DH: Las fotografías sí que circulan en mi cabeza de vez en cuando, pequeños fragmentos e imágenes. Quizás más intensamente por Shindychew, nuestro nuevo perro. Mi pareja Rusten y yo estamos aprendiendo quiénes somos de nuevo como especies de compañía. La película infunde un saludo de Cayenne —mi anterior perro—, como un ser palpable, y después como fantasma: un antepasado animado que viene al presente y todavía nos da fuerzas para continuar. La presencia de Cayenne en la película me da fuerzas para continuar del mismo modo en el que nuestros difuntos nos han querido y a los que hemos querido lo hacen. Puede ser tu madre, amigos de otros, humanos y no-humanos, que nos empujan a seguir, quienes como antepasados nos recuerda la intensa belleza de ser amado y amar. Y eso da a uno un tipo de satisfacción que no siempre es divertida, no siempre se trata de un tipo de satisfacción jovial, sino un tipo de satisfacción enérgica. Las escenas con Cayenne son desde luego así. Pero como sabes, la película está llena de vida y de muerte, ambas. Hay escenas que incluyen a Jaye, mi pareja y a la pareja de Rusten. Mis parientes, mi familia. Hay muchos loops temporales, muchos juegos de cuerdas. Me encanta cómo la película hace loops temporales. Cayenne se muere al tiempo que vive y, de pronto, suena la canción de los Gipsy King, la favorita de Jaye. Jaye era pura alegría. La semana antes de que muriera estaba en la plaza Healdsburg bailando con su bolsa intravenosa pegada al brazo, danzando en ovación a la música en directo. Esto me recuerda a Starhawk, la bruja feminista que es tan importante para Isabelle Stengers, una defensora de los activistas presos en los actos de resistencia antinuclear directa, no violenta, a través del baile, un baile a la viveza del mundo que nos obliga a recordar que la tierra no está acabada. El «dios del cielo» quiere que pensemos que la tierra está muerta, pero no lo está. ¿Conoces la historia de Chicken Little? Donde Chicken Little corre de un lado a otro diciendo a todo el mundo que el cielo se está cayendo, el cielo se está cayendo...

FT: No, no la conozco...

DH: Desde luego que el cielo no se está cayendo, pero Chicken Little, aterrorizado, convence a todo el mundo de que el cielo se cae. Recuerdo cómo en la universidad escribí una pequeña historia sobre Chicken Little donde finalmente se convence de que el cielo quizás se esté cayendo pero no se ha caído todavía. ¡Así que mejor que nos pongamos manos a la obra! ¿Sabes? Puedes pensar que el cielo se está cayendo si quieres, pero desde luego la historia no ha terminado.
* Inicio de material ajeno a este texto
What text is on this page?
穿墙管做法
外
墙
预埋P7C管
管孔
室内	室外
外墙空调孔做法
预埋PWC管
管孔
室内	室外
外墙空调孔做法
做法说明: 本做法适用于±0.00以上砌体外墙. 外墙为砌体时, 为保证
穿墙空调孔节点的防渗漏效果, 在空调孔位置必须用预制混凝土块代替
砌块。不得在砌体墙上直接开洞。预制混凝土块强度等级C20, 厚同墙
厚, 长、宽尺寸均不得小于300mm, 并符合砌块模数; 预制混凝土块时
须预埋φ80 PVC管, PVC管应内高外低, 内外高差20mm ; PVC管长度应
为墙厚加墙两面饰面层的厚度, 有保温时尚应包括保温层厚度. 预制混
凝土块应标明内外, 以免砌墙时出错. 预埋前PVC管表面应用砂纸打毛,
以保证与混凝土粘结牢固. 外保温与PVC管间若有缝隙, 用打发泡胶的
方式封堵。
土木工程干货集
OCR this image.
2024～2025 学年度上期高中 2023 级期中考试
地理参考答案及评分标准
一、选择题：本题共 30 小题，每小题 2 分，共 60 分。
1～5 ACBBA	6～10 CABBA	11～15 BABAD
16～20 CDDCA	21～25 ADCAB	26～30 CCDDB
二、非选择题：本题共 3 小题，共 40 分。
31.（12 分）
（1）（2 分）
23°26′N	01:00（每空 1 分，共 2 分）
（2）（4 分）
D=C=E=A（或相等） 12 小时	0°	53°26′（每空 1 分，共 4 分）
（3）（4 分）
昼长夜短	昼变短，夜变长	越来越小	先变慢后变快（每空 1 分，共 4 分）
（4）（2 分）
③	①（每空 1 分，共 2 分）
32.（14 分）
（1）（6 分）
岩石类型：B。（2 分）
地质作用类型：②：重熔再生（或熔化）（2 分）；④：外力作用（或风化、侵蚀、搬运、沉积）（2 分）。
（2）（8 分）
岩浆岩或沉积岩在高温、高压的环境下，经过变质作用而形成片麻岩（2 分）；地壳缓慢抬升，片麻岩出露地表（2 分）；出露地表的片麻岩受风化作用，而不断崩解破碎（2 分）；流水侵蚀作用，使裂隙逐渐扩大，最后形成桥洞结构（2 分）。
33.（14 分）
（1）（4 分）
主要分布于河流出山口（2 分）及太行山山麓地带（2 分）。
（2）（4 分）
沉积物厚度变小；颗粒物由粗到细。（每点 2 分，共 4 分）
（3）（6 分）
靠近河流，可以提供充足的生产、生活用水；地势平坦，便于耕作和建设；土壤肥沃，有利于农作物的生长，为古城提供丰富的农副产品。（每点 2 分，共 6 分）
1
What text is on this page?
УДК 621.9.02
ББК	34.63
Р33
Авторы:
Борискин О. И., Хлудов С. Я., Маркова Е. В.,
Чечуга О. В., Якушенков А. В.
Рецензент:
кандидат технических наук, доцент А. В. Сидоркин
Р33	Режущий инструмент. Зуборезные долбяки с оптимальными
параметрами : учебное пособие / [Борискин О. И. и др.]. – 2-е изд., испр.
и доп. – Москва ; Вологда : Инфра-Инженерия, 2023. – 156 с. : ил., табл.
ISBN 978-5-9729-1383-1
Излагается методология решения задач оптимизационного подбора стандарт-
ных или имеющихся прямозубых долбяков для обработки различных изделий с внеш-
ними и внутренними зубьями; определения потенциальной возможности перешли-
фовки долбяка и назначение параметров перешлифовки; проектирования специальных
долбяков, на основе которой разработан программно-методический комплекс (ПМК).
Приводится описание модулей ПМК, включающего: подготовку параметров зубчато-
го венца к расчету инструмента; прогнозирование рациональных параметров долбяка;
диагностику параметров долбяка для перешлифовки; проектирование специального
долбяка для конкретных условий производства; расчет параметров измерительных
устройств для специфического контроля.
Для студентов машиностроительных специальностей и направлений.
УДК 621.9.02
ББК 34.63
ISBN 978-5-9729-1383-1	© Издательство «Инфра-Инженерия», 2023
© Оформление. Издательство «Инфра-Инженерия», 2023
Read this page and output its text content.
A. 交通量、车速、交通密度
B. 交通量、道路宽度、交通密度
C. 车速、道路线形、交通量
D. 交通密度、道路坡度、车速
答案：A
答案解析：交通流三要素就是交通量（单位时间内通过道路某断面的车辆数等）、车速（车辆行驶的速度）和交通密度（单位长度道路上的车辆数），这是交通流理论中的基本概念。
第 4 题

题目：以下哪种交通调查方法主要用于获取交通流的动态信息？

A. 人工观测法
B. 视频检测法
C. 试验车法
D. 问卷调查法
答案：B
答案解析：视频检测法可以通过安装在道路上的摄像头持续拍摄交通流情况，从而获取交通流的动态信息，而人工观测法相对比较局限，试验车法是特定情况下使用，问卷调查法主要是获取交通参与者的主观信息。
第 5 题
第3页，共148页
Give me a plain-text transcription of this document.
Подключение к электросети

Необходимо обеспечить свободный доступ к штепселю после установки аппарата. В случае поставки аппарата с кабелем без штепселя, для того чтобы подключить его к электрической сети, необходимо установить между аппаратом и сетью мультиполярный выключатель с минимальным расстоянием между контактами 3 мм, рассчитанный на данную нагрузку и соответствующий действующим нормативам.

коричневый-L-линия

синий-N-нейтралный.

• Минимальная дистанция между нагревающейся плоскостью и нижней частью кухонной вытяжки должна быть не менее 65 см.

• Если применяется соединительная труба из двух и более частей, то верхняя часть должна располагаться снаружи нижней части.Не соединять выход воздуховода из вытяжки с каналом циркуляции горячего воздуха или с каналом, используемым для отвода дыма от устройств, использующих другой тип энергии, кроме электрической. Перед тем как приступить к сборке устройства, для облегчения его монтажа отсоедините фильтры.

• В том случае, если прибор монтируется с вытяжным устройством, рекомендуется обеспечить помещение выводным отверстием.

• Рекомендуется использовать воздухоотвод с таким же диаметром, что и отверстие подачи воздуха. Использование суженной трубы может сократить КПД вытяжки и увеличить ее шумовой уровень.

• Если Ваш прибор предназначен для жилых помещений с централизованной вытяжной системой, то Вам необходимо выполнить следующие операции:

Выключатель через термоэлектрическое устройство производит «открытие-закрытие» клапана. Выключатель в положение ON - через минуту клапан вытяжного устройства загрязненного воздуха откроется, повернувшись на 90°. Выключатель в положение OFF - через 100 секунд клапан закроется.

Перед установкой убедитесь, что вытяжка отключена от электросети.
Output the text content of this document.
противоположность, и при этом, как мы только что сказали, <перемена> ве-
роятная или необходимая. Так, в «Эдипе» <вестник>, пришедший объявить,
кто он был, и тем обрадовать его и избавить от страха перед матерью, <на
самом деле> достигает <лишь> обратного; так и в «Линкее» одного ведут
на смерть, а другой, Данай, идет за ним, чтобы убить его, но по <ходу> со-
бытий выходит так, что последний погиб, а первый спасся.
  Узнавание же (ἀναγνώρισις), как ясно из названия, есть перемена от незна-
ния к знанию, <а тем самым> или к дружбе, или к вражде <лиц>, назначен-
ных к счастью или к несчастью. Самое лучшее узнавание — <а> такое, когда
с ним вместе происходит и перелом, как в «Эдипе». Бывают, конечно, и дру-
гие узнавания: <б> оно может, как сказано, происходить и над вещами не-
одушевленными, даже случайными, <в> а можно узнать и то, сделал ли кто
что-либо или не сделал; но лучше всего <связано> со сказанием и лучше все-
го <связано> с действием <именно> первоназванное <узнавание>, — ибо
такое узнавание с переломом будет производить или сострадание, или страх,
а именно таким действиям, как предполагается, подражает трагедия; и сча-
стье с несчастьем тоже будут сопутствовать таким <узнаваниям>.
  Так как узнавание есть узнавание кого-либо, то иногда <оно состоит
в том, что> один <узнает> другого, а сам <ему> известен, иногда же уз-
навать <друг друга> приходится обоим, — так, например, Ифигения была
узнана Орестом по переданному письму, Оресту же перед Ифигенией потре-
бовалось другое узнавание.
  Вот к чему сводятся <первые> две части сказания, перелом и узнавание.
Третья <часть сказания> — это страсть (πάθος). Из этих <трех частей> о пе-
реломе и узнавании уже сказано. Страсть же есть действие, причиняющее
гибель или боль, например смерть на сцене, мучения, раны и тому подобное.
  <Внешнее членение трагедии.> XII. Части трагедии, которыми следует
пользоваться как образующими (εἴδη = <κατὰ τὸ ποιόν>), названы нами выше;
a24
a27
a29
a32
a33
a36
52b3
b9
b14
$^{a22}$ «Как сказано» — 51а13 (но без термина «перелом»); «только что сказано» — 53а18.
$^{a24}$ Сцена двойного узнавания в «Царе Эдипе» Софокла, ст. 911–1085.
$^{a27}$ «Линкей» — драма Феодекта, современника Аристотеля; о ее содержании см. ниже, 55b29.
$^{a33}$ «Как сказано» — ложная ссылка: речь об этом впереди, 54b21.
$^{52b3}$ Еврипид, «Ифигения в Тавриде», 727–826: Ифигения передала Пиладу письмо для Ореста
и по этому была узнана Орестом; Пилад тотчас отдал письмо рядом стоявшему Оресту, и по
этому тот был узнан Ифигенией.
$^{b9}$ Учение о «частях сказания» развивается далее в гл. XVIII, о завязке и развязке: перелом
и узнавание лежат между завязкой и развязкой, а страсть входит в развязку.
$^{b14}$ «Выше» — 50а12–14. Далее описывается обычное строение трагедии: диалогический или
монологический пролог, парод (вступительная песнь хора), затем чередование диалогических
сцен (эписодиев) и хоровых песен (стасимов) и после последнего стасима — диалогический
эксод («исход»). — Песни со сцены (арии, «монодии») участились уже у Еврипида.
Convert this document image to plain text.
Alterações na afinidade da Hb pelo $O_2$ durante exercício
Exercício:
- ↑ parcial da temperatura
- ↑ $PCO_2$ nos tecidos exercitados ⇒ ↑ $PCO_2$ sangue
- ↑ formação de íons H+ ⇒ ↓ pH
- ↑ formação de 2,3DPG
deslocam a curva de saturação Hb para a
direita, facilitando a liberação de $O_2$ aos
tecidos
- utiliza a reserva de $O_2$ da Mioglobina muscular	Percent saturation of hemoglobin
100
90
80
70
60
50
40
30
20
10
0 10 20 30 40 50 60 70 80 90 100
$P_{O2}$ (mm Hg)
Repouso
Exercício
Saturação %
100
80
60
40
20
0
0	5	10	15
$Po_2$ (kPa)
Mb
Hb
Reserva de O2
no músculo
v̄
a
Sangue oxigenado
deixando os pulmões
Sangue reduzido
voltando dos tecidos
Creo que vivimos en un mundo oportunista. El suceso compartido de la evolución de las criaturas mortales en la tierra se debe a la fuerte atracción de las moléculas de los unos a los otros, la fuerte atracción de las células y sustancias, la invención de algo nuevo para superar cada día, la invención de ritmos, de ritmos circadianos, de los ritmos del día y la noche... La invención de vivir y morir en este mundo está llena de fuerzas que atraen y conectan, y siento que hemos estado demasiado hipnotizados con el «dios del cielo», que hemos terminado creyendo que el pensamiento no es apasionado, no es enérgico... y simplemente no es verdad.

FT: Parece un poco genérico referirme a esto, pero es importante para mí saber qué sientes sobre uno de los componentes más fuertes en la película que tiene que ver con tu posición en relación al feminismo como movimiento. Creo que en un mundo como el de hoy es maravillosa la herencia que recibimos. ¿A ti qué te parece?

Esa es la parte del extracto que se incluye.